Lingua Ingota Channels The Spirit Of Kathy Acker Live // The Quietus

"As he pulls hair out of the back of his head onto the sheet metal some stones blow up 

"My mother is the most beautiful woman in the world.” 

This text is a passage from the late transgressive fiction writer Kathy Acker’s 1981 masterpiece Great Expectations. However, the centre paragraph was actually lifted, or “pirated” as was Acker’s preferred term for the practice, from French author Pierre Guyotat’s masterpiece Eden, Eden, Eden. And of course the book’s title is pirated from the masterpiece of the same name by Charles Dickens, which Kathy also re-wrote the first passage of to open her book. In the appropriation of her favourite texts, Acker framed her artistic and philosophical interests as inseparable from her literary identity. The appropriated texts weren’t just Acker’s influences, they were the texts that she used to explore her own role in literature and culture. And despite Acker’s reliance on heavy academic research, her work was undeniably personal. It was a primal and visceral expression of rage, anxiety, and desire that was derived from an intense practice of studious rigour. 
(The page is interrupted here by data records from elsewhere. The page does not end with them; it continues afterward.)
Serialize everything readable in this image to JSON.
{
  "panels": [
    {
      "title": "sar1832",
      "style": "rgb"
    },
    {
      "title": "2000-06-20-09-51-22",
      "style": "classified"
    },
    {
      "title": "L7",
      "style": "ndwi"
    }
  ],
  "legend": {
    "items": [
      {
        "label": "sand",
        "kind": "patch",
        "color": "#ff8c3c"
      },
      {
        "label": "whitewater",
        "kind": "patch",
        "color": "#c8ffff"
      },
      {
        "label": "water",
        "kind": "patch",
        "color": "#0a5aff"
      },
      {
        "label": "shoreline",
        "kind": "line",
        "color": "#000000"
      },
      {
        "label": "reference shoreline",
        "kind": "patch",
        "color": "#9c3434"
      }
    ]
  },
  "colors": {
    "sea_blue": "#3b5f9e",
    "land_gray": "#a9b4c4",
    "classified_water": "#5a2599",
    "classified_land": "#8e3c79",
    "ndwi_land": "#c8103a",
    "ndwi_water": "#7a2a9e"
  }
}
“A significant element of Acker’s creative process was her personal library,” wrote Julian Brimmers for the Paris Review. “She was an avid and active reader. She frequently marked passages that she later pirated for her own novels. Most important, she used margins, blank pages, and empty spaces in front matter to formulate spontaneous ideas about her own art and (love) life—a glimpse into the writer’s mind at its most unfiltered.” 

I thought of Acker’s incorporation of diligent reading and research into a raw, unfiltered expression after witnessing LINGUA IGNOTA, AKA the providence-based musician Kristin Hayter, perform tracks from her new album CALIGULA at Saint Vitus in Brooklyn. Like Acker, Hayter immerses herself in art and history to fuel her intense expression. Writing for the Village Voice, Jamie Lowe said: “The first time I saw Kristin Hayter perform as LINGUA IGNOTA she was presenting her MFA thesis at Brown. She delivered striking operatic tones while behind her played black and white video footage of serial killer Aileen Wuornos, Pino Bausch choreography to Igor Stravinsky’s Rites of Spring and burning buildings. When she finished her set, at least three audience members were in tears.” There you have it. Hayter, like Acker, allows us to see her research as a way of emphasising her interiority, her alterity, and her emotional state; her research enhances the emotional impact of the work rather than dulls it. 

Hayter’s 2017 record as LINGUA IGNOTA All Bitches Die was an intense listen in its combination of noise, black metal, experimental electronics, and classical/choral influences. That said, it felt more like the start of something then the culmination of an idea in comparison with CALIGULA. Her latest LP is a masterpiece that perfectly balances her music’s overwhelming extremity and potent beauty. A survivor of harrowing abuse at the hands of a well-known but unnamed Providence noise musician, Hayter presents her sound and performances as rituals of excess catharsis, taking elements from spiritual music, the history of transgressive performance art (traces of Viennese Aktionists and early feminist artists like Carolee Schneeman enhance her performative style), and the well-worn clichés of extreme music that Hayter seems to both embrace and retain critical distance from in her visual packaging and performances.